Bitcoin’s (BTC) price has dropped 77 per cent over the past 30-days as the market responds to sharp falls in the global financial markets.

Alt-coins (digital assets launched after BTC) XRP and Ethereum (ETH) have followed suit, with 103 per cent and 113 per cent drops respectively.

For example, the price drop on March 12 was tied to global financial markets reacting to the US 30-day travel ban to and from the European Union.

Prior to the drop, BTC, ETH and XRP had been trading at their highest value in seven months.

 

Volume

BTC Markets data shows that the volume of all three major coins has been at their peak since late Autumn 2019.
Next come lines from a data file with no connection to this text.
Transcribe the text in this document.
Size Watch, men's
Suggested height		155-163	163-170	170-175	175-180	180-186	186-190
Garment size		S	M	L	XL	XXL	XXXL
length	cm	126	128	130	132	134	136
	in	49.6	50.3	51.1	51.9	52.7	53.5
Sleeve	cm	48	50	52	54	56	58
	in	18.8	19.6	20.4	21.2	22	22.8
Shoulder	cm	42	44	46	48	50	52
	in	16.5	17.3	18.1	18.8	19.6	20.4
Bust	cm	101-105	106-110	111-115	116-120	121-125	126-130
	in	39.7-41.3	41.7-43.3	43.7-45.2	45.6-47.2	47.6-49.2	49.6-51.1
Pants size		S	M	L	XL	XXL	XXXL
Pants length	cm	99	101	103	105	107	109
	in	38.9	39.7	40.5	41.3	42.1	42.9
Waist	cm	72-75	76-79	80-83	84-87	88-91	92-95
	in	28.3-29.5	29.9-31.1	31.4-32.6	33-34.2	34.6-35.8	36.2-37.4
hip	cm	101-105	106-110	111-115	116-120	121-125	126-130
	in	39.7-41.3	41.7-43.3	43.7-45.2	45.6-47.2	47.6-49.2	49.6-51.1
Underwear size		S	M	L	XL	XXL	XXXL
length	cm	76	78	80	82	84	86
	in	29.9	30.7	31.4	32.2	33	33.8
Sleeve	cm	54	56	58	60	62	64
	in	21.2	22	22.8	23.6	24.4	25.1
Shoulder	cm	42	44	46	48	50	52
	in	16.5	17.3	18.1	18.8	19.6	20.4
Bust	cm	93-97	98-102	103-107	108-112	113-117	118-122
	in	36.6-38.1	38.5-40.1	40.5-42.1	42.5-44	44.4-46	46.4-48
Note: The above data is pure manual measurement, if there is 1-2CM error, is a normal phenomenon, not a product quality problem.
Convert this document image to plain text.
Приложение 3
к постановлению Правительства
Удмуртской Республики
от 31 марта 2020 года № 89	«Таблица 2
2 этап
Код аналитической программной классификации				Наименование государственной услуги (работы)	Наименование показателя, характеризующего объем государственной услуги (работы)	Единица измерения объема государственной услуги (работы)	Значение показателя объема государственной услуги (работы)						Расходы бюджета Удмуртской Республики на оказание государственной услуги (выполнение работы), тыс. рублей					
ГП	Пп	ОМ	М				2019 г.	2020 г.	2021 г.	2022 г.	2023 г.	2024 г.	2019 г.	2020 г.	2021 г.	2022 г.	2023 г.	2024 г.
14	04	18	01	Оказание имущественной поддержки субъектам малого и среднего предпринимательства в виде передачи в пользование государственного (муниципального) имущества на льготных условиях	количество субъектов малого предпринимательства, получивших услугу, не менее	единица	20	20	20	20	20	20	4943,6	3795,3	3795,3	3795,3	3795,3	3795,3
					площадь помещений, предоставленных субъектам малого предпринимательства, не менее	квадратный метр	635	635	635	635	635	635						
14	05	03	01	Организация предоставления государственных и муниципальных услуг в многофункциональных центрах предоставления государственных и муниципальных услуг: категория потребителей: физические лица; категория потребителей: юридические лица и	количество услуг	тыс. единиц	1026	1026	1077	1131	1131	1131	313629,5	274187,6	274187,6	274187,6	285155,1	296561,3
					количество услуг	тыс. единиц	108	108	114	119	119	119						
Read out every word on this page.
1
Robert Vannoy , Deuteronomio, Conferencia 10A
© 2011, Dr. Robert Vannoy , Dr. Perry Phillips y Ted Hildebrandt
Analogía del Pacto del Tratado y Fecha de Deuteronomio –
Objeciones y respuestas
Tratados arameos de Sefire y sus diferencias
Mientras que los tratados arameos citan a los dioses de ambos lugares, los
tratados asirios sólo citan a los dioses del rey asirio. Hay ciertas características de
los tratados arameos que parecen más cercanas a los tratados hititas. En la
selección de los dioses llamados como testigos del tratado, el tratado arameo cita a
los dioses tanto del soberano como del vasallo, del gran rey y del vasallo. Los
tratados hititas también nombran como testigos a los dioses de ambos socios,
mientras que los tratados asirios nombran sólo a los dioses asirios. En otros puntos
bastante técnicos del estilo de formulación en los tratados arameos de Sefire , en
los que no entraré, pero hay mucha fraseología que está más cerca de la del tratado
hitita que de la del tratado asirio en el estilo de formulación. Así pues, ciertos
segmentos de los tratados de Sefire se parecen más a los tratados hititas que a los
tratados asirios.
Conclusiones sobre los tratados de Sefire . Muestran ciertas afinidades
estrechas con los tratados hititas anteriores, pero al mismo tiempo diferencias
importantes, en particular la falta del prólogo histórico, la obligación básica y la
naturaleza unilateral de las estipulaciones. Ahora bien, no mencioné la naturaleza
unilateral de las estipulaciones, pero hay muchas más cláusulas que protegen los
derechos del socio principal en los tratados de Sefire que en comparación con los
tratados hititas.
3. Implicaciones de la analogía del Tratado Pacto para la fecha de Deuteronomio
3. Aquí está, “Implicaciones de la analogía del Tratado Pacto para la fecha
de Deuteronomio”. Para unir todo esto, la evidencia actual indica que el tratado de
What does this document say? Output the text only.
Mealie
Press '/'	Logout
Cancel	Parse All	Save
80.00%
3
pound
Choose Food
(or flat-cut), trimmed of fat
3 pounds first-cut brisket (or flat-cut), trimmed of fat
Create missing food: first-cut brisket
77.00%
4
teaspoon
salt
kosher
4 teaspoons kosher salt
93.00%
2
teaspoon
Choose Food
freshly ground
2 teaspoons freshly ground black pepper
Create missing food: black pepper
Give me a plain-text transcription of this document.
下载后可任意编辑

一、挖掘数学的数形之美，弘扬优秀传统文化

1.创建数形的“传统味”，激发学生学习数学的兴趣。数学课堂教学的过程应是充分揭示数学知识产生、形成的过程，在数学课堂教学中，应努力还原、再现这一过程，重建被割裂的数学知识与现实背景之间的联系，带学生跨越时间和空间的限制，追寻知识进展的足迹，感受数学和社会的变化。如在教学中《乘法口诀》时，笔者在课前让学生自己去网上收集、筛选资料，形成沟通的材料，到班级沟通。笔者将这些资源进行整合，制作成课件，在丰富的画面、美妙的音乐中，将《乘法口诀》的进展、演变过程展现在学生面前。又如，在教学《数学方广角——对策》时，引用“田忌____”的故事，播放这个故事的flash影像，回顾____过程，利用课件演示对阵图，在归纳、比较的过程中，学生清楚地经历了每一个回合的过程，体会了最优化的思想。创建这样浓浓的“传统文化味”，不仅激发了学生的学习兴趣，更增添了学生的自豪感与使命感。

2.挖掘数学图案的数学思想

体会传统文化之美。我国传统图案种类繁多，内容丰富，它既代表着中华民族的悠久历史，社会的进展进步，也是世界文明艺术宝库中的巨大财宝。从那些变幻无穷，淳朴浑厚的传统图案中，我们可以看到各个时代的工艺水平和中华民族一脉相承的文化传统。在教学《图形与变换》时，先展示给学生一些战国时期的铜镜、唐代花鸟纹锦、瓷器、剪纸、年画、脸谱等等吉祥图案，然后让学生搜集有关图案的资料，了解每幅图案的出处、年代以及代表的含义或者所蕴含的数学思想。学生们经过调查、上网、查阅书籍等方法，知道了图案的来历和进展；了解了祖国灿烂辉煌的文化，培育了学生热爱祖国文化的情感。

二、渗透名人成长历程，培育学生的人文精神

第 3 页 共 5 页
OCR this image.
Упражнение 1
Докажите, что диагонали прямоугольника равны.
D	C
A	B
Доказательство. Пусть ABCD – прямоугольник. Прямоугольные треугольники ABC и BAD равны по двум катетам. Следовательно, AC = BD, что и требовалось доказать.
Last week saw trading volumes of 4,000 BTC and 37,600 ETH. XRP has experienced a significant increase since the start of 2020.

Last week 114.25 million XRP were traded on BTC Markets — their third highest weekly volume on the exchange.

Digital asset markets have shown resilience after the US Federal Reserve announced interest rates of 0 per cent. This announcement triggered the S&P ASX Small Ordinaries (XSO) to sink further downwards. Since mid-February, the XSO has moved down 982.6 points.

 

Seven-day and 30-day changes

Below is a table showing the seven-day and 30-day price changes. It highlights the extents of the recent bear market.

7-day change 4th Mar – 15th Mar 30-day change 14th Feb – 15th Mar
BTC -0.3908 -0.7689
XRP -0.2412 -1.0295
ETH -0.5029 -1.1271
XSO -0.1528 -0.2531

Conventionally, digital asset prices move independently of stocks, bonds or commodities. During the past few weeks, we have seen — for the first time — a stronger correlation between the trends of digital assets and traditional financial markets.

The below chart shows the percentage gain of BTC (lavender), XRP (blue) and ETH (green) compared to the XSO (red) since December 2019. The chart indicates correlation, as the XSO index value moved down along with digital assets.

ASX Small Ordinaries (ASXO) (red) vs BTC/AUD (lavender) vs XRP-AUD (blue) vs ETH/AUD (green) – Percentage gain. Source: Yahoo Finance

Since February 24, the XSO index has dropped over 31 per cent. During the last week of February, the index moved from 3068.7 to 2728.2 points, one of the largest weekly drops since the 2008 financial crisis.

Digital assets have correlated price movements, especially in bear markets. When BTC falls in price, most major coins will move down with it. However, during bull markets the correlated price movement decreases.

BTC, ETH and XRP are the three largest digital assets by market capitalisation.

BTC is the better-known form of digital currency which runs over a decentralised network.

Ethereum with its native token ETH is a similar distributed computing ledger. It differs to BTC by being a platform for anyone to build applications that run over Ethereum network.

Ripple uses blockchain technology to operate a cross-border payment system. Their XRP token is used as a liquidity source by exchanges around the world to send funds in a matter of seconds.

Collectively, BTC, ETH and XRP account for approximately 78 per cent of the total digital asset market cap. BTC alone accounts for 60 per cent. For this reason, the industry regularly references these coins.

 

Volatility

The chart below shows BTC’s implied volatility.

Implied volatility represents the markets expectations for prices to move, over a given period.  On March 9, one-month volatility (blue) shot up from 55 per cent to 65 per cent, revealing that traders expect the price of BTC to have large swings in the coming weeks.

On March 12, the one-month volatility showed a sharp spike up to 182 per cent. It since moved back down but has trended upwards and currently sits at 144 per cent. This shows that we can expect some further large swings in price in the coming month.